I agree with you (contra GP) that path dependency is a fine reason to prefer infix. Continuing with what we're used to is very often the preferable choice where the costs of switching are high and the benefits unclear.

I actually think that infix notation has some advantages, especially for associative operations {e.g. if (G, +) is a group and a, b, c \in G, it's much more natural to write a + b + c than to choose between the equivalent (+ (+ a b) c) and (+ a (+ b c))}.

But undeniably S-expressions are superior from a teaching point of view as they don't hide the "true" structure.

Even though I don't dislike infix at all, it's hard to argue the reason most people prefer it isn't that they're just used to it.

> But undeniably S-expressions are superior from a teaching point of view as they don't hide the "true" structure.
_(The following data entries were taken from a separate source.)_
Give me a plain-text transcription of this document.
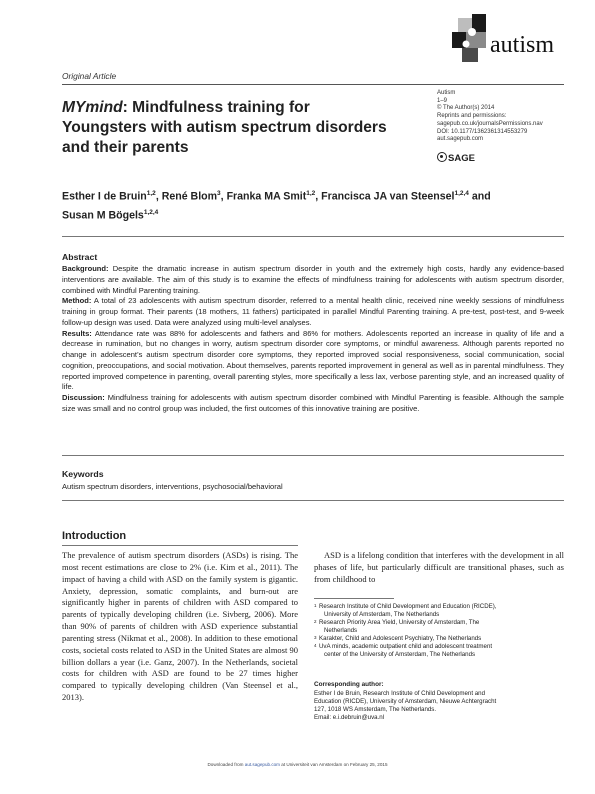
autism
Original Article
MYmind: Mindfulness training for Youngsters with autism spectrum disorders and their parents
Autism
1–9
© The Author(s) 2014
Reprints and permissions:
sagepub.co.uk/journalsPermissions.nav
DOI: 10.1177/1362361314553279
aut.sagepub.com
SAGE
Esther I de Bruin$^{1,2}$, René Blom$^3$, Franka MA Smit$^{1,2}$, Francisca JA van Steensel$^{1,2,4}$ and Susan M Bögels$^{1,2,4}$
Abstract

Background: Despite the dramatic increase in autism spectrum disorder in youth and the extremely high costs, hardly any evidence-based interventions are available. The aim of this study is to examine the effects of mindfulness training for adolescents with autism spectrum disorder, combined with Mindful Parenting training.

Method: A total of 23 adolescents with autism spectrum disorder, referred to a mental health clinic, received nine weekly sessions of mindfulness training in group format. Their parents (18 mothers, 11 fathers) participated in parallel Mindful Parenting training. A pre-test, post-test, and 9-week follow-up design was used. Data were analyzed using multi-level analyses.

Results: Attendance rate was 88% for adolescents and fathers and 86% for mothers. Adolescents reported an increase in quality of life and a decrease in rumination, but no changes in worry, autism spectrum disorder core symptoms, or mindful awareness. Although parents reported no change in adolescent’s autism spectrum disorder core symptoms, they reported improved social responsiveness, social communication, social cognition, preoccupations, and social motivation. About themselves, parents reported improvement in general as well as in parental mindfulness. They reported improved competence in parenting, overall parenting styles, more specifically a less lax, verbose parenting style, and an increased quality of life.

Discussion: Mindfulness training for adolescents with autism spectrum disorder combined with Mindful Parenting is feasible. Although the sample size was small and no control group was included, the first outcomes of this innovative training are positive.

Keywords
Autism spectrum disorders, interventions, psychosocial/behavioral
Introduction

The prevalence of autism spectrum disorders (ASDs) is rising. The most recent estimations are close to 2% (i.e. Kim et al., 2011). The impact of having a child with ASD on the family system is gigantic. Anxiety, depression, somatic complaints, and burn-out are significantly higher in parents of children with ASD compared to parents of typically developing children (i.e. Sivberg, 2006). More than 90% of parents of children with ASD experience substantial parenting stress (Nikmat et al., 2008). In addition to these emotional costs, societal costs related to ASD in the United States are almost 90 billion dollars a year (i.e. Ganz, 2007). In the Netherlands, societal costs for children with ASD are found to be 27 times higher compared to typically developing children (Van Steensel et al., 2013).

ASD is a lifelong condition that interferes with the development in all phases of life, but particularly difficult are transitional phases, such as from childhood to

1 Research Institute of Child Development and Education (RICDE),
University of Amsterdam, The Netherlands
2 Research Priority Area Yield, University of Amsterdam, The
Netherlands
3 Karakter, Child and Adolescent Psychiatry, The Netherlands
4 UvA minds, academic outpatient child and adolescent treatment
center of the University of Amsterdam, The Netherlands
Corresponding author:
Esther I de Bruin, Research Institute of Child Development and
Education (RICDE), University of Amsterdam, Nieuwe Achtergracht
127, 1018 WS Amsterdam, The Netherlands.
Email: e.i.debruin@uva.nl
Downloaded from aut.sagepub.com at Universiteit van Amsterdam on February 25, 2015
That's exactly what they do though. A group G is not the same as a particular choice of presentation, and an element of g is not a particular tree of generators. Linear transformations aren't matrices, numbers aren't decimal expansions, polygons aren't lines on a chalkboard - and internalizing this is extremely important for beginning math students.

> and internalizing this is extremely important for beginning math students.

I'm not saying that you're wrong, because, well, you aren't. But does the choice of notation help here? Understanding that a matrix isn't a linear transformation but only a representation of it is something that's inherently hard and requires a certain level of mathematical maturity. At that point in a sense notation doesn't really matter any longer.